In contrast to using traditional reagents, assuming the electrical current is produced from renewable sources of energy, this technique is inexpensive and more environment-friendly.
The electrification of chemical synthesis is currently a really hot topic and the expectation is that this will revolutionize industrial production worldwide in future.
Professor Siegfried Waldvogel, Johannes Gutenberg University Mainz
To date, very few electrosynthesis-based methods for industrial production of molecules have been feasible. A recent accomplishment of Professor Siegfried Waldvogel and his colleagues is designing a technique that makes synthesis of vanillin, a flavoring agent, from waste wood feasible.
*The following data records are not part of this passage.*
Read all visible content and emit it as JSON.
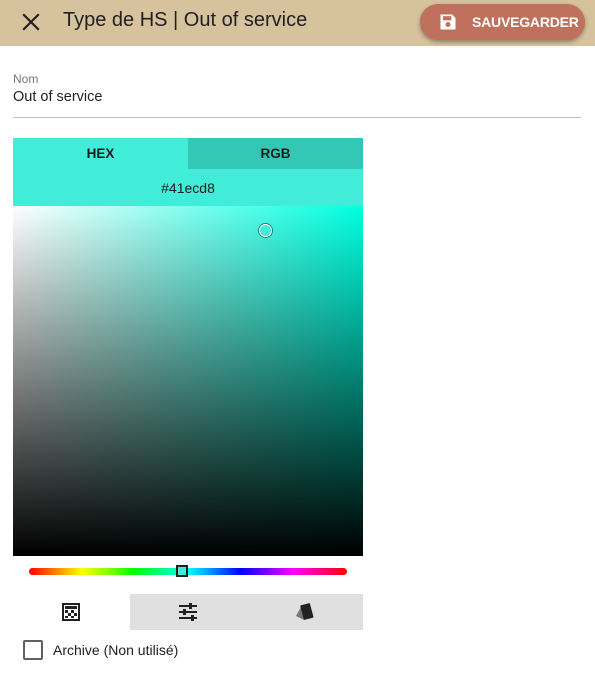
{
  "header": {
    "title": "Type de HS | Out of service",
    "close_icon": "close-icon",
    "save_label": "SAUVEGARDER",
    "save_icon": "floppy-disk-icon",
    "background_color": "#d7c29e",
    "save_color": "#c0715d"
  },
  "form": {
    "name_field": {
      "label": "Nom",
      "value": "Out of service"
    },
    "color_picker": {
      "tabs": [
        {
          "label": "HEX",
          "active": true
        },
        {
          "label": "RGB",
          "active": false
        }
      ],
      "hex_value": "#41ecd8",
      "hue_color": "#00ffe0",
      "view_tabs": [
        {
          "icon": "gradient-canvas-icon",
          "active": true
        },
        {
          "icon": "sliders-icon",
          "active": false
        },
        {
          "icon": "swatches-icon",
          "active": false
        }
      ]
    },
    "archive_checkbox": {
      "label": "Archive (Non utilisé)",
      "checked": false
    }
  }
}
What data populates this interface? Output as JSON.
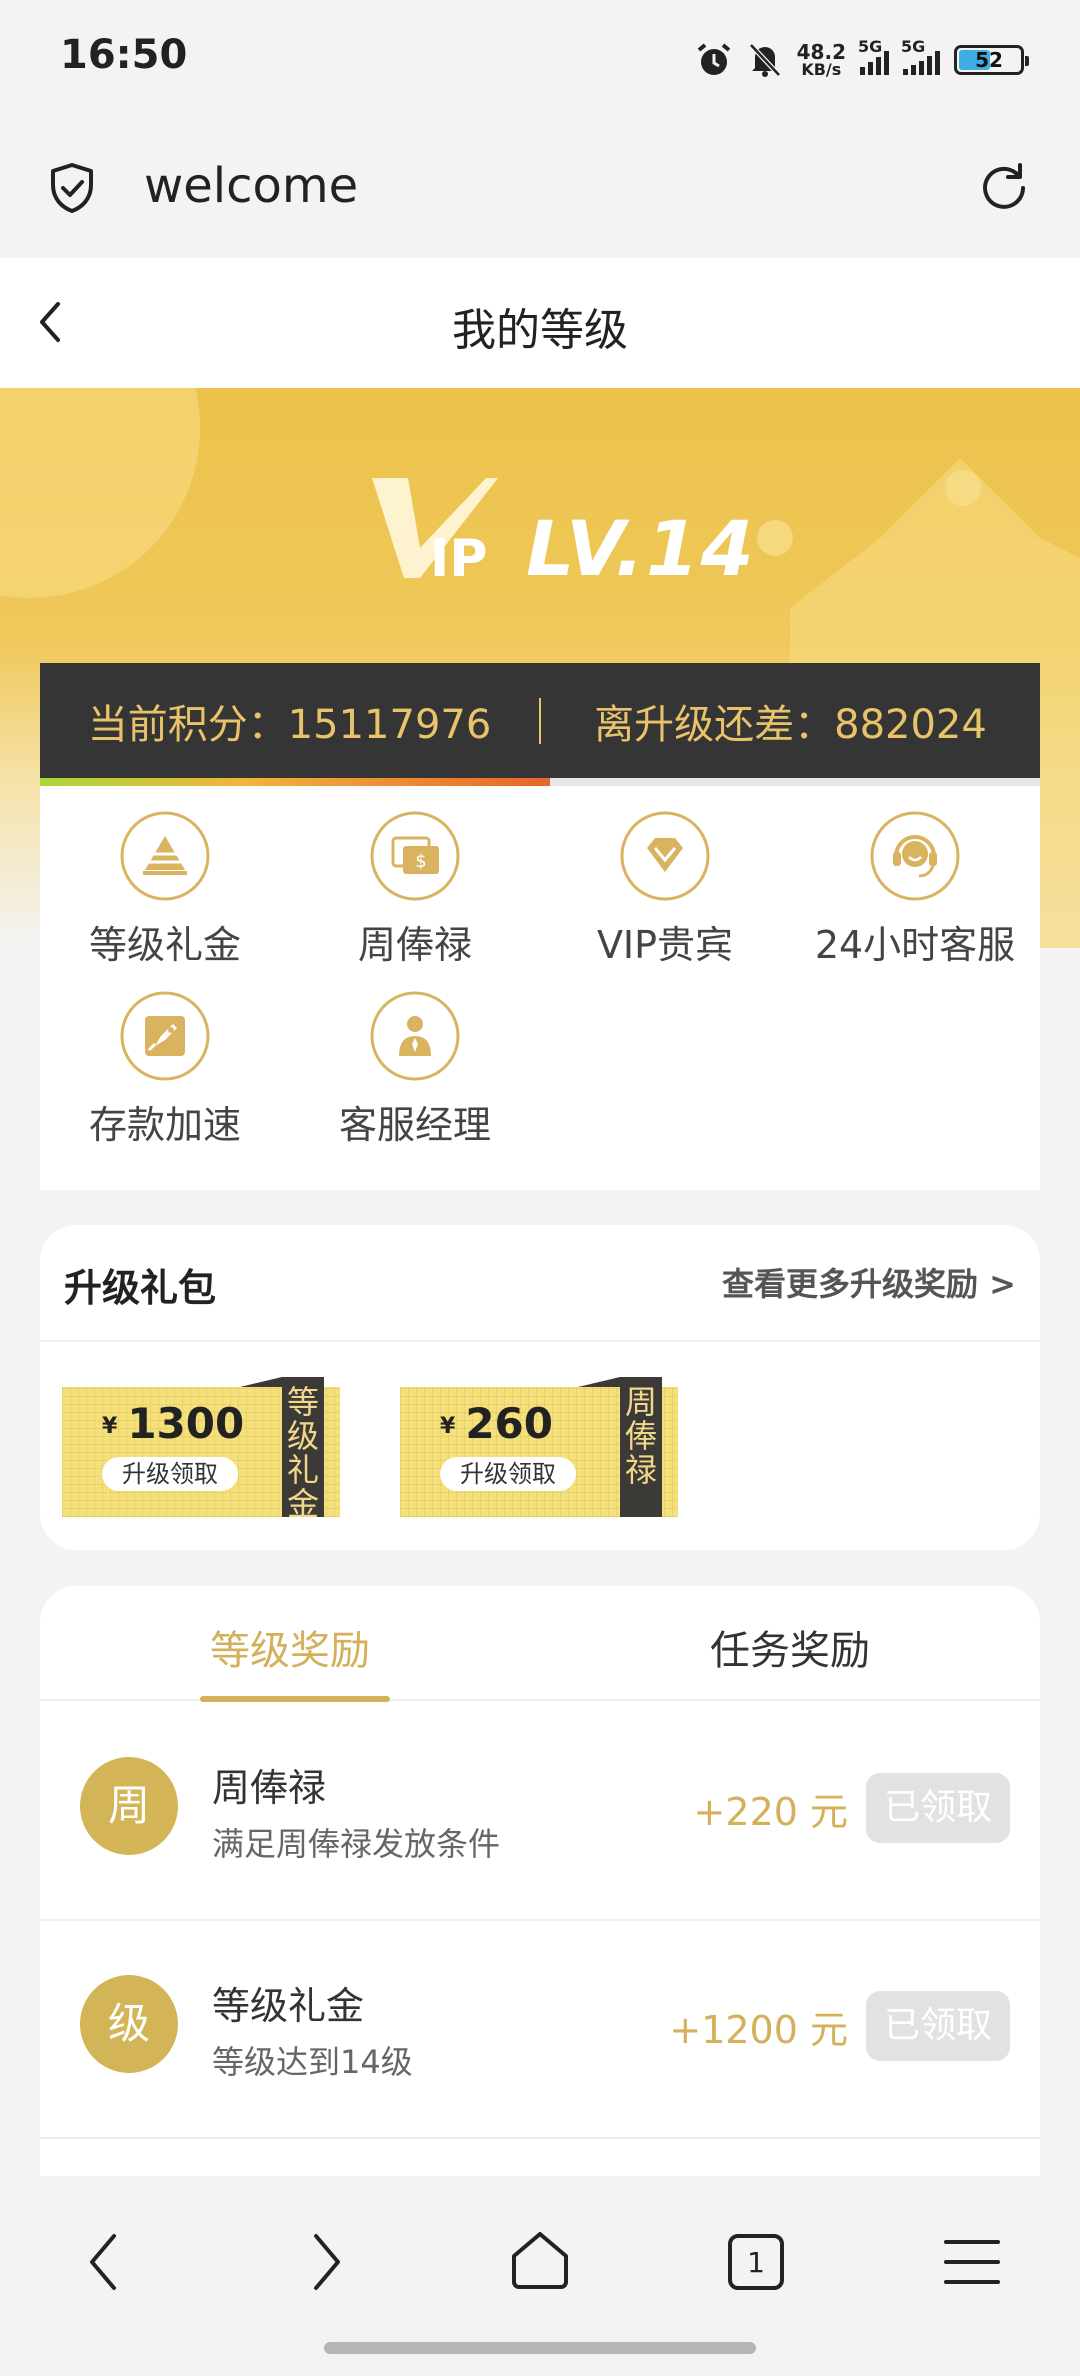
{
  "status_bar": {
    "time": "16:50",
    "net_speed_value": "48.2",
    "net_speed_unit": "KB/s",
    "signal1_label": "5G",
    "signal2_label": "5G",
    "battery": "52",
    "battery_level": 0.52
  },
  "browser": {
    "url": "welcome",
    "icons": [
      "shield-check-icon",
      "reload-icon"
    ]
  },
  "header": {
    "title": "我的等级",
    "back_icon": "chevron-left-icon"
  },
  "banner": {
    "logo_letter": "V",
    "logo_suffix": "IP",
    "level": "LV.14",
    "accent": "#ecc24a"
  },
  "points": {
    "current": "当前积分：15117976",
    "remaining": "离升级还差：882024",
    "progress": 0.51
  },
  "benefits": [
    {
      "label": "等级礼金",
      "icon": "pyramid-icon"
    },
    {
      "label": "周俸禄",
      "icon": "money-card-icon"
    },
    {
      "label": "VIP贵宾",
      "icon": "diamond-icon"
    },
    {
      "label": "24小时客服",
      "icon": "headset-icon"
    },
    {
      "label": "存款加速",
      "icon": "rocket-icon"
    },
    {
      "label": "客服经理",
      "icon": "manager-icon"
    }
  ],
  "packs": {
    "title": "升级礼包",
    "more": "查看更多升级奖励 >",
    "items": [
      {
        "currency": "¥",
        "amount": "1300",
        "claim": "升级领取",
        "tag": "等级礼金"
      },
      {
        "currency": "¥",
        "amount": "260",
        "claim": "升级领取",
        "tag": "周俸禄"
      }
    ]
  },
  "rewards": {
    "tabs": [
      "等级奖励",
      "任务奖励"
    ],
    "active_tab": 0,
    "items": [
      {
        "badge": "周",
        "title": "周俸禄",
        "subtitle": "满足周俸禄发放条件",
        "amount": "+220 元",
        "button": "已领取"
      },
      {
        "badge": "级",
        "title": "等级礼金",
        "subtitle": "等级达到14级",
        "amount": "+1200 元",
        "button": "已领取"
      }
    ]
  },
  "bottom_nav": {
    "tab_count": "1",
    "icons": [
      "back-icon",
      "forward-icon",
      "home-icon",
      "tabs-icon",
      "menu-icon"
    ]
  }
}
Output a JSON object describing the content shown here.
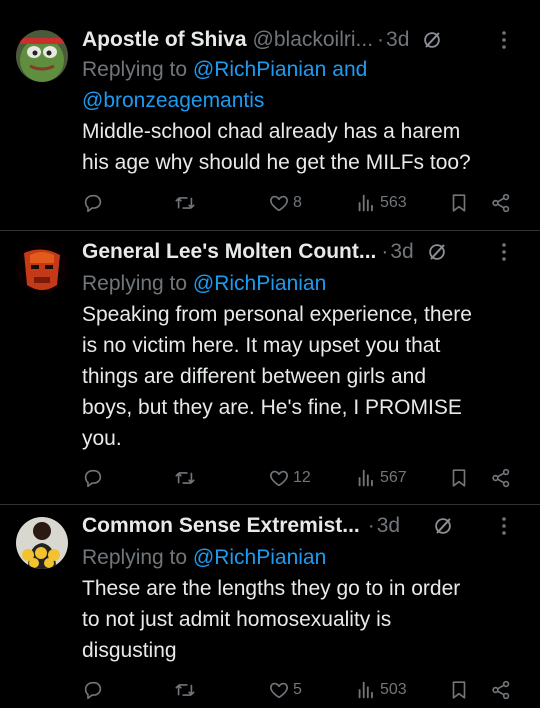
{
  "colors": {
    "background": "#000000",
    "text": "#e7e9ea",
    "muted": "#71767b",
    "link": "#1d9bf0",
    "divider": "#2f3336"
  },
  "tweets": [
    {
      "name": "Apostle of Shiva",
      "handle": "@blackoilri...",
      "dot": "·",
      "time": "3d",
      "reply_prefix": "Replying to",
      "reply_to_1": "@RichPianian",
      "reply_and": "and",
      "reply_to_2": "@bronzeagemantis",
      "lines": [
        "Middle-school chad already has a harem",
        "his age why should he get the MILFs too?"
      ],
      "likes": "8",
      "views": "563",
      "avatar_icon": "frog-avatar"
    },
    {
      "name": "General Lee's Molten Count...",
      "dot": "·",
      "time": "3d",
      "reply_prefix": "Replying to",
      "reply_to_1": "@RichPianian",
      "lines": [
        "Speaking from personal experience, there",
        "is no victim here. It may upset you that",
        "things are different between girls and",
        "boys, but they are. He's fine, I PROMISE",
        "you."
      ],
      "likes": "12",
      "views": "567",
      "avatar_icon": "red-mask-avatar"
    },
    {
      "name": "Common Sense Extremist...",
      "dot": "·",
      "time": "3d",
      "reply_prefix": "Replying to",
      "reply_to_1": "@RichPianian",
      "lines": [
        "These are the lengths they go to in order",
        "to not just admit homosexuality is",
        "disgusting"
      ],
      "likes": "5",
      "views": "503",
      "avatar_icon": "badges-avatar"
    }
  ]
}
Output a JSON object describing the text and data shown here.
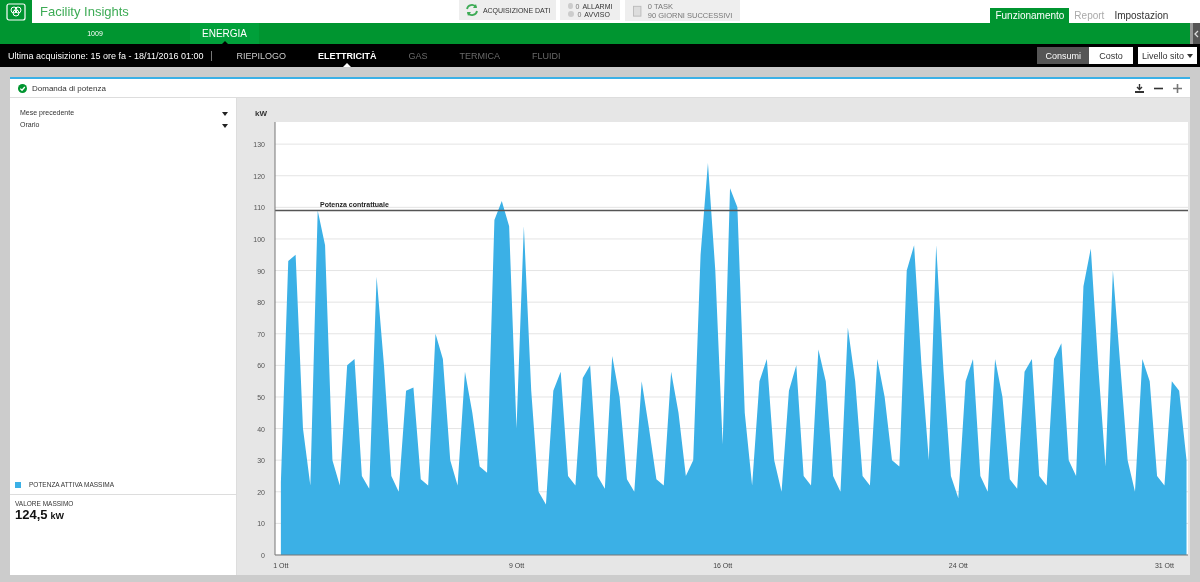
{
  "app": {
    "title": "Facility Insights"
  },
  "header": {
    "sync_button": "ACQUISIZIONE DATI",
    "alerts": [
      {
        "count": "0",
        "label": "ALLARMI"
      },
      {
        "count": "0",
        "label": "AVVISO"
      }
    ],
    "tasks": {
      "count": "0",
      "label": "TASK",
      "note": "90 GIORNI SUCCESSIVI"
    },
    "nav": [
      {
        "label": "Funzionamento",
        "selected": true
      },
      {
        "label": "Report",
        "selected": false
      },
      {
        "label": "Impostazion",
        "selected": false
      }
    ]
  },
  "site_bar": {
    "site": "1009",
    "tabs": [
      {
        "label": "ENERGIA",
        "selected": true
      }
    ]
  },
  "sub_bar": {
    "last_update": "Ultima acquisizione: 15 ore fa - 18/11/2016 01:00",
    "tabs": [
      {
        "label": "RIEPILOGO",
        "selected": false,
        "disabled": false
      },
      {
        "label": "ELETTRICITÀ",
        "selected": true,
        "disabled": false
      },
      {
        "label": "GAS",
        "selected": false,
        "disabled": true
      },
      {
        "label": "TERMICA",
        "selected": false,
        "disabled": true
      },
      {
        "label": "FLUIDI",
        "selected": false,
        "disabled": true
      }
    ],
    "toggle": [
      {
        "label": "Consumi",
        "selected": true
      },
      {
        "label": "Costo",
        "selected": false
      }
    ],
    "level_dropdown": "Livello sito"
  },
  "panel": {
    "title": "Domanda di potenza",
    "filters": [
      {
        "value": "Mese precedente"
      },
      {
        "value": "Orario"
      }
    ],
    "max": {
      "label": "VALORE MASSIMO",
      "value": "124,5",
      "unit": "kW"
    },
    "chart_data": {
      "type": "area",
      "ylabel": "kW",
      "xlim": [
        0.8,
        31.8
      ],
      "ylim": [
        0,
        137
      ],
      "yticks": [
        0,
        10,
        20,
        30,
        40,
        50,
        60,
        70,
        80,
        90,
        100,
        110,
        120,
        130
      ],
      "xticks": [
        {
          "value": 1,
          "label": "1 Ott"
        },
        {
          "value": 9,
          "label": "9 Ott"
        },
        {
          "value": 16,
          "label": "16 Ott"
        },
        {
          "value": 24,
          "label": "24 Ott"
        },
        {
          "value": 31,
          "label": "31 Ott"
        }
      ],
      "x": [
        1,
        1.25,
        1.5,
        1.75,
        2,
        2.25,
        2.5,
        2.75,
        3,
        3.25,
        3.5,
        3.75,
        4,
        4.25,
        4.5,
        4.75,
        5,
        5.25,
        5.5,
        5.75,
        6,
        6.25,
        6.5,
        6.75,
        7,
        7.25,
        7.5,
        7.75,
        8,
        8.25,
        8.5,
        8.75,
        9,
        9.25,
        9.5,
        9.75,
        10,
        10.25,
        10.5,
        10.75,
        11,
        11.25,
        11.5,
        11.75,
        12,
        12.25,
        12.5,
        12.75,
        13,
        13.25,
        13.5,
        13.75,
        14,
        14.25,
        14.5,
        14.75,
        15,
        15.25,
        15.5,
        15.75,
        16,
        16.25,
        16.5,
        16.75,
        17,
        17.25,
        17.5,
        17.75,
        18,
        18.25,
        18.5,
        18.75,
        19,
        19.25,
        19.5,
        19.75,
        20,
        20.25,
        20.5,
        20.75,
        21,
        21.25,
        21.5,
        21.75,
        22,
        22.25,
        22.5,
        22.75,
        23,
        23.25,
        23.5,
        23.75,
        24,
        24.25,
        24.5,
        24.75,
        25,
        25.25,
        25.5,
        25.75,
        26,
        26.25,
        26.5,
        26.75,
        27,
        27.25,
        27.5,
        27.75,
        28,
        28.25,
        28.5,
        28.75,
        29,
        29.25,
        29.5,
        29.75,
        30,
        30.25,
        30.5,
        30.75,
        31,
        31.25,
        31.5,
        31.75
      ],
      "series": [
        {
          "name": "POTENZA ATTIVA MASSIMA",
          "color": "#3bb0e6",
          "values": [
            23,
            93,
            95,
            40,
            22,
            109,
            98,
            30,
            22,
            60,
            62,
            25,
            21,
            88,
            60,
            25,
            20,
            52,
            53,
            24,
            22,
            70,
            62,
            30,
            22,
            58,
            45,
            28,
            26,
            106,
            112,
            104,
            40,
            104,
            52,
            20,
            16,
            52,
            58,
            25,
            22,
            56,
            60,
            25,
            21,
            63,
            50,
            24,
            20,
            55,
            40,
            24,
            22,
            58,
            45,
            25,
            30,
            95,
            124,
            90,
            35,
            116,
            110,
            45,
            22,
            55,
            62,
            30,
            20,
            52,
            60,
            25,
            22,
            65,
            55,
            25,
            20,
            72,
            55,
            25,
            22,
            62,
            50,
            30,
            28,
            90,
            98,
            60,
            30,
            98,
            58,
            25,
            18,
            55,
            62,
            25,
            20,
            62,
            50,
            24,
            21,
            58,
            62,
            25,
            22,
            62,
            67,
            30,
            25,
            85,
            97,
            60,
            28,
            90,
            60,
            30,
            20,
            62,
            55,
            25,
            22,
            55,
            52,
            30
          ]
        }
      ],
      "grid": true,
      "ref_lines": [
        {
          "axis": "y",
          "value": 109,
          "color": "#555555",
          "label": "Potenza contrattuale"
        }
      ]
    }
  }
}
Moreover, this method also allows the Scientists to more rapidly synthesize specific adjuvant substances that can be used during chemical reactions.
A specific achievement is a method created in cooperation with Novartis for modifying a pharmaceutical component: as traditional techniques were found to be inefficacious, the Scientists at Mainz could synthesize the product by just adopting electrochemical transformation.
According to Waldvogel, the capability of electrosynthesis is far beyond just synthesizing fragrances, flavoring agents and active agents. He believes that it can also be used to produce distinctive products for the agrochemical industry and also molecules that are highly significant in the field of materials science. The new method enables abridging numerous phases of traditional manufacturing processes. Also, the method decreases the reliance on less abundant raw materials necessary for producing the needed chemical reagents. The flow electrolyzer prototypes used for electrochemical reactions in the Researchers’ laboratory were developed and synthesized in JGU’s own workshop.